My dataset includes four groups (A, B, C, D) of unequal numbers of individuals. Each individual engages in an activity that results in one of three categorical outcomes (X, Y, Z). The individuals repeated this activity multiple times, with the total number of trials varying across individuals. That is, everyone has counts of X, Y, and Z, but counts vary across individuals, as does the sum of X+Y+Z.
I was planning to a run a test of independence on this data, comparing group (A, B, C, D) by outcome (X, Y, Z). In doing so, I originally, sought to account for the varying number of individuals per group by setting probabilities (argument p within chisq.test in R) based on the relative group sizes.
However, I'm unsure if the above is appropriate. The frequencies used for analysis are not actually counts of the number of individuals per group that experienced each outcome. Rather, the frequencies reflect the total number of trials across all individuals within that group that resulted in each outcome.
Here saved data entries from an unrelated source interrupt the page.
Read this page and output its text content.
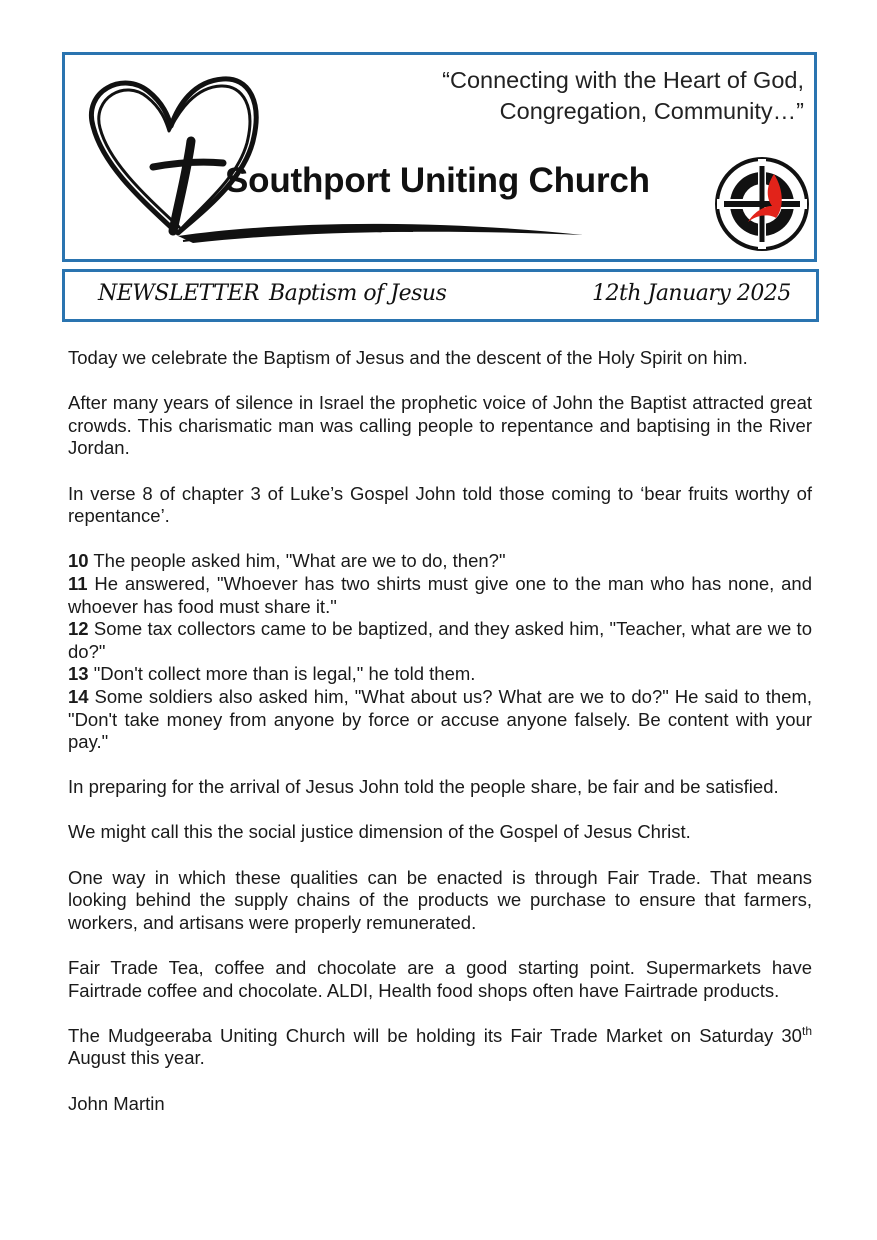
“Connecting with the Heart of God,
Congregation, Community…”
Southport Uniting Church
NEWSLETTER Baptism of Jesus	12th January 2025

Today we celebrate the Baptism of Jesus and the descent of the Holy Spirit on him.

After many years of silence in Israel the prophetic voice of John the Baptist attracted great crowds. This charismatic man was calling people to repentance and baptising in the River Jordan.

In verse 8 of chapter 3 of Luke’s Gospel John told those coming to ‘bear fruits worthy of repentance’.

10 The people asked him, "What are we to do, then?"

11 He answered, "Whoever has two shirts must give one to the man who has none, and whoever has food must share it."

12 Some tax collectors came to be baptized, and they asked him, "Teacher, what are we to do?"

13 "Don't collect more than is legal," he told them.

14 Some soldiers also asked him, "What about us? What are we to do?" He said to them, "Don't take money from anyone by force or accuse anyone falsely. Be content with your pay."

In preparing for the arrival of Jesus John told the people share, be fair and be satisfied.

We might call this the social justice dimension of the Gospel of Jesus Christ.

One way in which these qualities can be enacted is through Fair Trade. That means looking behind the supply chains of the products we purchase to ensure that farmers, workers, and artisans were properly remunerated.

Fair Trade Tea, coffee and chocolate are a good starting point. Supermarkets have Fairtrade coffee and chocolate. ALDI, Health food shops often have Fairtrade products.

The Mudgeeraba Uniting Church will be holding its Fair Trade Market on Saturday 30th August this year.

John Martin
More, even if appropriate, I'm now unsure if this is possible. Can one set expected probabilities for one variable when conducting a test of independence between two variables? Or is setting expected probabilities only possible for comparing observations in a goodness of fit test? In which case, I could conceivably compare groups A, B, C, and D in three separate tests (one per outcome X, Y, and Z).
In turn, I am wondering:
1) Is it possible and appropriate to run a single test of independence in this scenario or instead three separate tests (one per outcome) to compare groups?
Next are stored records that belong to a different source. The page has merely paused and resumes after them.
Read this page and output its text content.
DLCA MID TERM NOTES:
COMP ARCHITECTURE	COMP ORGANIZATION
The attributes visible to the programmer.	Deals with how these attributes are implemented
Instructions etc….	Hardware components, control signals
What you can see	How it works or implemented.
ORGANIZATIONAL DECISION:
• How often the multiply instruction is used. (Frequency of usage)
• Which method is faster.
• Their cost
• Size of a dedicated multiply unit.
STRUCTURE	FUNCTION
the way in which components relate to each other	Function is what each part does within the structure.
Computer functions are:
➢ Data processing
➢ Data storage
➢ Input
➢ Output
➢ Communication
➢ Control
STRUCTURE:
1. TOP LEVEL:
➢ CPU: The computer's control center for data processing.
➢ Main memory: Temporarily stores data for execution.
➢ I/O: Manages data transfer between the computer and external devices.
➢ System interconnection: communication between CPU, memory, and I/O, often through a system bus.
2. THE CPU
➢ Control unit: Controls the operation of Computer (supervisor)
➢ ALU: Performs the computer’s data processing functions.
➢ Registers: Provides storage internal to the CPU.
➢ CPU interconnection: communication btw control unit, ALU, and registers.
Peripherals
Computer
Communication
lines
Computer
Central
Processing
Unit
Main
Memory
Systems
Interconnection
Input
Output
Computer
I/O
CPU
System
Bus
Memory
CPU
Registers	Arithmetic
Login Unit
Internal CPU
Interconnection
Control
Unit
2) In either case is there a means to separately account for both the variability in group size and the variability in trials?
3) Do either of these variabilities even need to be accounted for, considering chi square tests are non-parametric, and unequal sample sizes are thought to be a non-issue?
4) Alternatively, is there a different predictive test that can be used in this scenario? Logistic regression, notably, would require require a continuous predictor (rather than nominal groups).
Thanks your guidance, technical and conceptual.